Pointwise Properties of Fourier-Jacobi-Forms

TL;DR

This paper investigates the properties of Fourier-Jacobi-forms, showing how their coefficient modular forms relate to Siegel cusp forms and establishing conditions for full rank in the Satake boundary, with implications for automorphic embeddings.

Contribution

It demonstrates the full rank of coefficient modular forms from Siegel cusp forms at boundary points under certain conditions and compares the abundance of Jacobi and Fourier-Jacobi cusp forms.

Findings

Full rank of coefficient modular forms at boundary points for large weights.

Existence of more Jacobi cusp forms than Fourier-Jacobi cusp forms at high weights.

Local automorphic embedding of Siegel modular varieties.

Abstract

Jacobi-Forms can be decomposed as a linear combination of Thetafunctions with modular forms as coefficients.

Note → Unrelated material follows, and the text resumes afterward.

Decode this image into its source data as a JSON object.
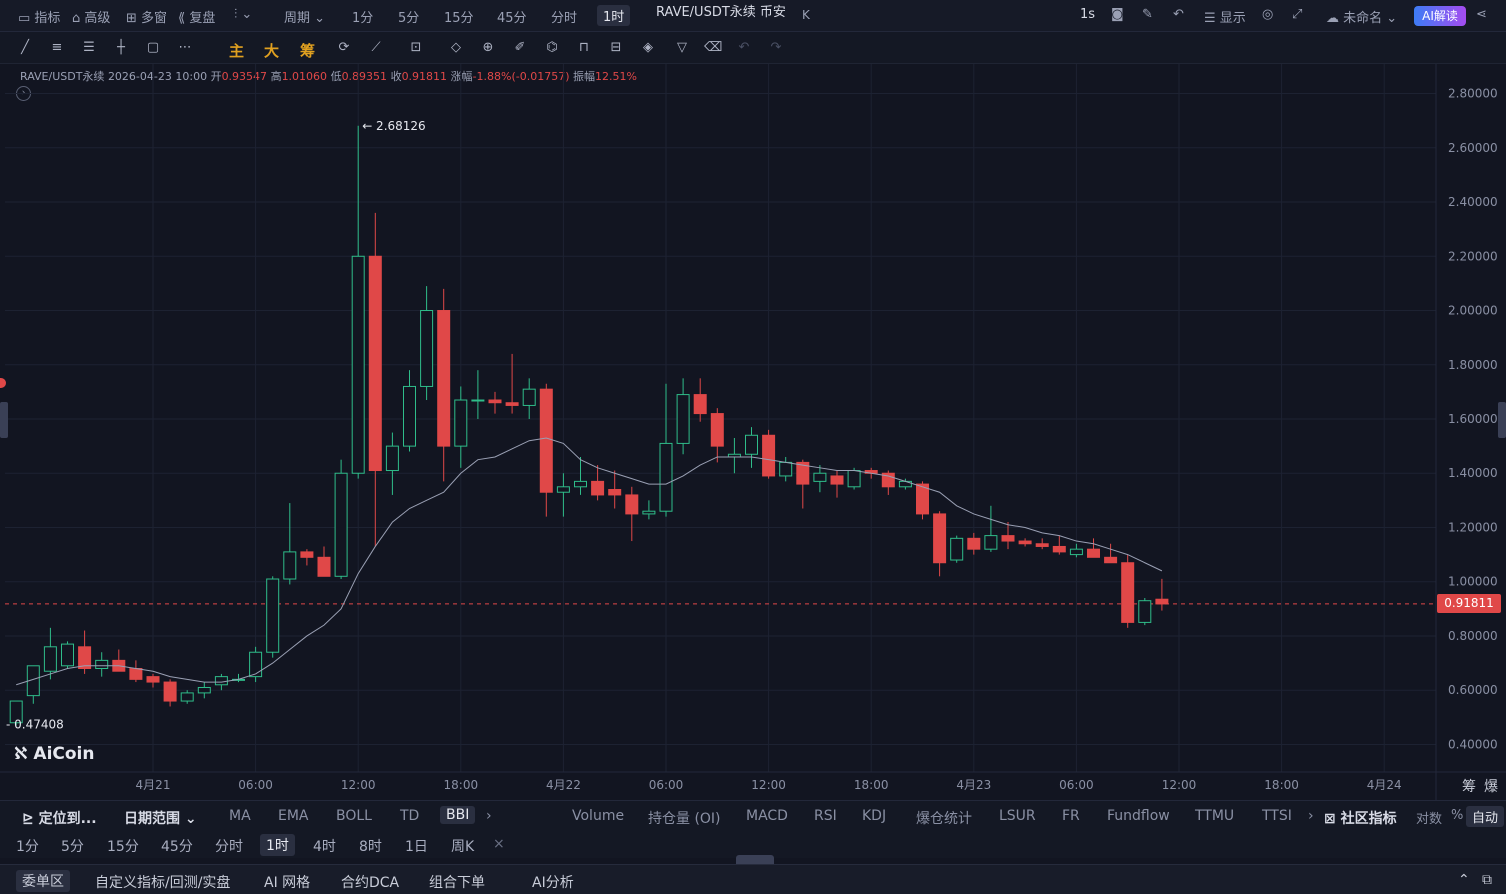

It is shown that the space of these coefficient modular forms of Fourier-Jacobi-Forms, which come from Siegel cusp forms, has full rank in every point of the Satake boundary, if the index is 1, the weight is sufficiently large and the Satake boundary point has trivial stabilizer in $\Gamma_{n-1}$. This yields a local automorphic embedding of the Siegel modular variety. Klingen-Poincare series are the main tool. Despite of this richness it is proved that there are more Jacobi index 1 cusp forms than Fourier-Jacobi index 1 cusp forms for all sufficiently large weights extending a result of Dulinski.